Aku tersenyum lebar saat dia menunduk melihat ke arahku. "Soalnya lebih tertarik dan berpengalaman di toko bunga, sekaligus kita pertama kali ketemu juga di toko bunga."
Mas Nadif mengangguk. "Aku setuju. Nanti aku cek keuangan buat operasionalnya."
"Aku udah nemuin kios yang akan aku sewa, dan udah aku bayar untuk lima tahun ke depan dengan uang tabungan hasil kerja sampingan selama kuliah," jelasku panjang. Sebelum menikah dengan Mas Nadif, aku memang sudah menyiapkan bisnis untuk kesibukan setelah wisuda.
"Jadi aku bantu apa buat tokonya?"
Aku menyengir. "Renovasinya."
Dia mengangguk. Ah, tidak terasa aku besok akan wisuda dan yang menghadiri bukan pacar, melainkan suami.
Mas Nadif mengerutkan kening saat menatapku, lalu bertanya, "Kamu kenapa senyum-senyum gitu? Lagi bahagia banget kayaknya."
Aku semakin melebarkan senyuman saat dia menyadari istrinya ini tengah bahagia. "Iya. Soalnya nanti wisuda bukan ditemenin pacar, tapi suami."

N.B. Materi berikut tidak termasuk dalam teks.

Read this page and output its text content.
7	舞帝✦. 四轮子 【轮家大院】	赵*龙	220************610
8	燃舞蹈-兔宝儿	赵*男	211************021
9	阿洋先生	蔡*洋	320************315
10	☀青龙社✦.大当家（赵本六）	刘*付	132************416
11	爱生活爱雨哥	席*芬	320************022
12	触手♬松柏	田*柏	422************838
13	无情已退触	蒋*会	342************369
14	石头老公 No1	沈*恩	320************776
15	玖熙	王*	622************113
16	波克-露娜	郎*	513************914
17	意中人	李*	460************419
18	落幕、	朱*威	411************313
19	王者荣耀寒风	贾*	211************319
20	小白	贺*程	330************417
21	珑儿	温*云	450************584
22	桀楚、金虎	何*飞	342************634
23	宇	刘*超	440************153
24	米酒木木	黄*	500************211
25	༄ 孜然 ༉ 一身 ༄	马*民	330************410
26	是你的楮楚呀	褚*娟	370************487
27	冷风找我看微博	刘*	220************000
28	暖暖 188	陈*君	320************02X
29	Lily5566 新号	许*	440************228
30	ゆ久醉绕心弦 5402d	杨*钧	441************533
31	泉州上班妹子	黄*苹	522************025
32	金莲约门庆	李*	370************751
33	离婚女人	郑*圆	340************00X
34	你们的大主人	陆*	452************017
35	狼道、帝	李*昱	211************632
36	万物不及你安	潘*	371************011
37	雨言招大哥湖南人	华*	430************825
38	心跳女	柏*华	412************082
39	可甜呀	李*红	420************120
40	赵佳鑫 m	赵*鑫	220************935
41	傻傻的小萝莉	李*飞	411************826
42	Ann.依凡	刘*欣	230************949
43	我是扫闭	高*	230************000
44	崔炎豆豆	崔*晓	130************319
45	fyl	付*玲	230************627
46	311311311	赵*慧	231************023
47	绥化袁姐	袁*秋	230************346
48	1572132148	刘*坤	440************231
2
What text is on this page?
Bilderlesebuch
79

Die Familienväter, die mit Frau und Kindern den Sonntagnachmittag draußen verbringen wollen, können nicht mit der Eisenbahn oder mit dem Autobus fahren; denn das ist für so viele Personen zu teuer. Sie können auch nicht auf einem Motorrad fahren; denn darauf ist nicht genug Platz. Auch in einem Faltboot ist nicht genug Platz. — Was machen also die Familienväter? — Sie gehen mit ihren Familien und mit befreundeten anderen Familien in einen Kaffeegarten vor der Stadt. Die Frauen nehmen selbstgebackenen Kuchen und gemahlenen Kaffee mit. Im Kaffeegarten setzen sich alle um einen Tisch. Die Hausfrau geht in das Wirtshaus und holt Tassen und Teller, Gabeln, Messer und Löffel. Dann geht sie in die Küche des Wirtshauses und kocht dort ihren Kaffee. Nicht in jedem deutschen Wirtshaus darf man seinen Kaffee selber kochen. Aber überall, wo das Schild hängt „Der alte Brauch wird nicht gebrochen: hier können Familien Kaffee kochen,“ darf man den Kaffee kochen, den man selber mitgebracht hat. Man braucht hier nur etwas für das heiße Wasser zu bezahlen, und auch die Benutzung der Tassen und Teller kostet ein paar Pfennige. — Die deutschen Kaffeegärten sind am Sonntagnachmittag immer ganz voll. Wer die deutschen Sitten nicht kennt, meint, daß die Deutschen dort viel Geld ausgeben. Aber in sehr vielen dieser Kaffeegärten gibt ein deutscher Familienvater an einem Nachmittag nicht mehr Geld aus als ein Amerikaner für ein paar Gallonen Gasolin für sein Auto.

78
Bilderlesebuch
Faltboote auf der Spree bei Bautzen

Mas Nadif terkekeh, lalu mencubit hidungku. "Apalagi suaminya ganteng."
"Ish, kepedean."
Hening. Aku sibuk dengan pikiran yang sempat menggangu beberapa hari terakhir.
"Za, ada yang mau aku sampaikan-"
"Aku dulu," pintaku memotong ucapannya, membuat lelaki itu kemudian mengangguk mengalah.
"Dea enggak datang ke pernikahan kita. Sebenarnya dia suka sama kamu. Apa mungkin dia marah karena aku nikah sama laki-laki yang dia suka?"
Mas Nadif tampak terkejut, tidak lama, detik kemudian dia menghela napas dan seperti frustrasi akan sesuatu juga.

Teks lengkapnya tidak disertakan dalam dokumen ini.